Carbon isotope fractionation by circumneutral iron-oxidizing bacteria

Bacteriogenic iron oxides in natural environments are characterized by an abundance of ferrihydrite precipitates intermixed with bacterial structures that commonly resemble those produced by the lithoautotrophic microorganisms Gallionella ferruginea and Leptohtrix ochracea. These species have been inferred to play a causal role in the formation of bacteriogenic iron oxides, providing a pathway for the reduction of CO (sub 2) and the depletion of (super 13) C in the organic constituents of bacteriogenic iron oxides. In this study, stable carbon isotope fractionation was determined for bacteriogenic iron oxide samples collected from submarine hydrothermal vents (Axial Volcano, Juan de Fuca Ridge), subterranean (Aspo Hard Rock Laboratory, Sweden) and surficial (Chalk River, Canada) groundwater seeps, and cultures of G. ferruginea. Data were also collected from ferrihydrite samples lacking evidence of bacteria from Bounty Seamount in the vicinity of Pitcairn Island.

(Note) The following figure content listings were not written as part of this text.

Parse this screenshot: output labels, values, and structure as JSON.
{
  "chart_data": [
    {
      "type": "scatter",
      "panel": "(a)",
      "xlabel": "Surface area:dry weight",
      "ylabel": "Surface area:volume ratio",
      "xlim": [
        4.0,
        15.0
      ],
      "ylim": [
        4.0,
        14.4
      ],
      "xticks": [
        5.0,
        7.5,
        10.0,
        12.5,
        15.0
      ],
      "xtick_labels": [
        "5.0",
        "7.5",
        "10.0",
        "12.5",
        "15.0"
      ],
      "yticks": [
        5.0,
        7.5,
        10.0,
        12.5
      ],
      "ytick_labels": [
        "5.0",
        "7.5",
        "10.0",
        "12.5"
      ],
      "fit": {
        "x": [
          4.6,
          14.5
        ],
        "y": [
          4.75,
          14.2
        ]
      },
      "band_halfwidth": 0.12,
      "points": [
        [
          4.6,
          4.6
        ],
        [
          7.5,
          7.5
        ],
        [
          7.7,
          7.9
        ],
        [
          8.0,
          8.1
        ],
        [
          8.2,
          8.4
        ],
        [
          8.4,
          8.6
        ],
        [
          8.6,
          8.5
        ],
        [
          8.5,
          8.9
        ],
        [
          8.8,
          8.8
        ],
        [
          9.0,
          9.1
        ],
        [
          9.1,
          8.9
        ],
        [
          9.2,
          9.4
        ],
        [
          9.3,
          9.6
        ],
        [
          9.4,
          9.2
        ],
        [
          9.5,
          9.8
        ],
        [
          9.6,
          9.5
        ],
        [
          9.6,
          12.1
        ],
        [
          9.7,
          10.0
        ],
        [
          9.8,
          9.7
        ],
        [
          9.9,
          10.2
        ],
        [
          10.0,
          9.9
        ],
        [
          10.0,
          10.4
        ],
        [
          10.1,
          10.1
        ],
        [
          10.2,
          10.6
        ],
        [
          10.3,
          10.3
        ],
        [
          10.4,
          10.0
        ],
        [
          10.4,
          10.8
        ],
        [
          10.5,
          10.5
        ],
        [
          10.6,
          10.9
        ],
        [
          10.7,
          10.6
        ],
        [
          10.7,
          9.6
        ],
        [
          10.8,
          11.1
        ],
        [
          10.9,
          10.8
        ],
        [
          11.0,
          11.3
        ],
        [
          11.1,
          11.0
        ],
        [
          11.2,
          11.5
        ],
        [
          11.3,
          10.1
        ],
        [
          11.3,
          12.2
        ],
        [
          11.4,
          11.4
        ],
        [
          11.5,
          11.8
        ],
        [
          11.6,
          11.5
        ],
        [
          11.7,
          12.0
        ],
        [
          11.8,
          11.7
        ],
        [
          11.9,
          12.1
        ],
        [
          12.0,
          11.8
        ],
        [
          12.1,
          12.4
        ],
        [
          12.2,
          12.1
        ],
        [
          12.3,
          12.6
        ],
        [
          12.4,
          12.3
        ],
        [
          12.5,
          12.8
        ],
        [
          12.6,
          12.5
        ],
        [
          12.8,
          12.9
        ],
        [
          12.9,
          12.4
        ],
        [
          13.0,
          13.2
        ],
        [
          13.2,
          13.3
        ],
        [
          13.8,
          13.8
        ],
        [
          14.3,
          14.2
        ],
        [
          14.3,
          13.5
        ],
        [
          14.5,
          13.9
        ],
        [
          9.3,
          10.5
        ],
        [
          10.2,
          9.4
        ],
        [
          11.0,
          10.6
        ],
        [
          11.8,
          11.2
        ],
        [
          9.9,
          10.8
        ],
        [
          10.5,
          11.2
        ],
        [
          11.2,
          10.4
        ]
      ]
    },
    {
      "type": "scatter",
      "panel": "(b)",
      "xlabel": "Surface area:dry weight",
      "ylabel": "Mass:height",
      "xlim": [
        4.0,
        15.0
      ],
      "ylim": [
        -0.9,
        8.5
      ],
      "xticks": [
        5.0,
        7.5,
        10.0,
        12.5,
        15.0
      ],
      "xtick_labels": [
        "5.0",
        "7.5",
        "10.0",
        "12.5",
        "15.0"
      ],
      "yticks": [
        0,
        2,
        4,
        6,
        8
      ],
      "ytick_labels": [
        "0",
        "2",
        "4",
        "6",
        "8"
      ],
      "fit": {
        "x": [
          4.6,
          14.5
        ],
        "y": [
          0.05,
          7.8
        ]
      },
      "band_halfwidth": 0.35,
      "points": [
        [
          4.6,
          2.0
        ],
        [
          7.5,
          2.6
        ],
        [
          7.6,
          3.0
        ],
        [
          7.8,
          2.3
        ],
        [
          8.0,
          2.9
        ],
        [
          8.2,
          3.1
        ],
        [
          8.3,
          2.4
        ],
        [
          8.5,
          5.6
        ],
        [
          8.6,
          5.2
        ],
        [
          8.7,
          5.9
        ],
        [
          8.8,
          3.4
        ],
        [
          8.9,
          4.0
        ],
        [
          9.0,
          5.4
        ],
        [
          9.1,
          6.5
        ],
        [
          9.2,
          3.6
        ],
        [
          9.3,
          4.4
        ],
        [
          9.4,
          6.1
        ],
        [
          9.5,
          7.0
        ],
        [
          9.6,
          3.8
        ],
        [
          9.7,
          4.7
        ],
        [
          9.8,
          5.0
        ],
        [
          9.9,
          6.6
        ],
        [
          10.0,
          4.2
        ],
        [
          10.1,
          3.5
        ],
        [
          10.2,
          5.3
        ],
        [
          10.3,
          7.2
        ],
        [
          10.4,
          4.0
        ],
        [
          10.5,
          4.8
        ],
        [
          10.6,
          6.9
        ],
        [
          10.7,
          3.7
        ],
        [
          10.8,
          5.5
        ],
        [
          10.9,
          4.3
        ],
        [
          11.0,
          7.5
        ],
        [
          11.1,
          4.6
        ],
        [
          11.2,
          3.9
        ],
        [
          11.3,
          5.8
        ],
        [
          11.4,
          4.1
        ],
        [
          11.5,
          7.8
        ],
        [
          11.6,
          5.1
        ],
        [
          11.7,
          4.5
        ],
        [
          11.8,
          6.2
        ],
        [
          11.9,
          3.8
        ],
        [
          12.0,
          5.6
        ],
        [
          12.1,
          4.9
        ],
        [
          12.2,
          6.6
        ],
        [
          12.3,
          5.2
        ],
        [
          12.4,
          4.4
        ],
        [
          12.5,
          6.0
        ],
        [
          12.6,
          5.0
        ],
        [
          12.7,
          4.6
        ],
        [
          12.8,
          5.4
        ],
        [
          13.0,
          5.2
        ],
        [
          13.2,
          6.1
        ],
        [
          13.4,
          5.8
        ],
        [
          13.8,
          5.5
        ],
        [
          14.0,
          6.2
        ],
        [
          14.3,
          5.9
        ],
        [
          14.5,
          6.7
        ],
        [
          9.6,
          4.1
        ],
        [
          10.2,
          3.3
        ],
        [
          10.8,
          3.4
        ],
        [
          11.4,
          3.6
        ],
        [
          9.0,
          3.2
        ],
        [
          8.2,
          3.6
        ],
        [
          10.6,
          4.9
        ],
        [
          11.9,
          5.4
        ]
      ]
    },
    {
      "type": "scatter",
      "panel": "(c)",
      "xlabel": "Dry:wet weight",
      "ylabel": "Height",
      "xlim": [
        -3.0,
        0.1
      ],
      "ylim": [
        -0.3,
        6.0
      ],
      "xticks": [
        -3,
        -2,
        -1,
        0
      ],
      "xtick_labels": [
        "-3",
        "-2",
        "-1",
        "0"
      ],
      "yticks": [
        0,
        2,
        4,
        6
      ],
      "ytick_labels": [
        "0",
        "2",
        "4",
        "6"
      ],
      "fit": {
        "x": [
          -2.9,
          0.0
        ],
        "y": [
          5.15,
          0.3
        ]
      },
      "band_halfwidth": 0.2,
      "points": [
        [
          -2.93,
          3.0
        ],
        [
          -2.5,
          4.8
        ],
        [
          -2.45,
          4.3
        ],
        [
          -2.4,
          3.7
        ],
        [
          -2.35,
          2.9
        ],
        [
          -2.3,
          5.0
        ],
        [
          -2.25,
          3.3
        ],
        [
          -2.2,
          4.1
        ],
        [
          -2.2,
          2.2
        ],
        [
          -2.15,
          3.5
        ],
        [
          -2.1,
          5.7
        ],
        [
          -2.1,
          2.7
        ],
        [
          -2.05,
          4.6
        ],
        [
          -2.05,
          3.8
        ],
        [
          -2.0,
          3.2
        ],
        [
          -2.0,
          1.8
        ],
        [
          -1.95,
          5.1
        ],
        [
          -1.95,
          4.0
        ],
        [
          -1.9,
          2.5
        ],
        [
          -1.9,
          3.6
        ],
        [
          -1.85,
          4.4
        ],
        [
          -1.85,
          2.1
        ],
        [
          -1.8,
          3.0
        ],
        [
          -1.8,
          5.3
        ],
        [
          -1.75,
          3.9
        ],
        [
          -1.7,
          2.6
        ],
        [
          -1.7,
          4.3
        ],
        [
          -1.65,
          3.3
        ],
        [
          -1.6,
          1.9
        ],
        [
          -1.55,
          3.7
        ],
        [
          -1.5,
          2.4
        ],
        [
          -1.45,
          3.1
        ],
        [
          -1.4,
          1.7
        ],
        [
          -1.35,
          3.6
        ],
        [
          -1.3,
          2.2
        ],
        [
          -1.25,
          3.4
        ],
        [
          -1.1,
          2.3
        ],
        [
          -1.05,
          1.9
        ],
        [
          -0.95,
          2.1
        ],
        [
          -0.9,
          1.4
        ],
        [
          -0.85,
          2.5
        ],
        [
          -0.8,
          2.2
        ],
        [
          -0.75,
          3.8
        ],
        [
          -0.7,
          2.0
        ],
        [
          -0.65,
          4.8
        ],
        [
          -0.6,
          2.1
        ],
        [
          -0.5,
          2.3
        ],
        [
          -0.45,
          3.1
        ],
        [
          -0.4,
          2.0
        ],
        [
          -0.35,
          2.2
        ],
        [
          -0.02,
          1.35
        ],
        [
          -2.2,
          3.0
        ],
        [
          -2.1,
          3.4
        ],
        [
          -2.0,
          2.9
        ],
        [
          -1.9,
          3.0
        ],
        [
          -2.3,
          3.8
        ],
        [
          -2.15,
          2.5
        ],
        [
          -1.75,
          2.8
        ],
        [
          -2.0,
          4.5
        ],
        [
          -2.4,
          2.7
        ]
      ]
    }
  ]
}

The mean delta (super 13) C ( per mil) of ferrihydrite was determined to be -15.87 per mil + or -4.96 per mil for the samples from Axial Volcano, -24.97 per mil + or -0.43 per mil for Aspo, -27.80 per mil + or -0.85 per mil for Chalk River, -29.3 per mil + or -0.2 per mil for the microbial culture, and -8.43 per mil + or -1.89 per mil for the samples from Pitcairn. Samples with the highest concentration of organic carbon also had the lightest delta (super 13) C in a logarithmic relationship. The consistency of carbon isotope values in relation to the presence of iron-oxidizing bacteria from natural and laboratory samples is interpreted as the ability of these microorganisms to fractionate carbon. The potential of this fractionation to serve as a biosignature holds promise when the resistance of carbon and bacteriogenic ferrihydrite to diagenesis is taken into consideration.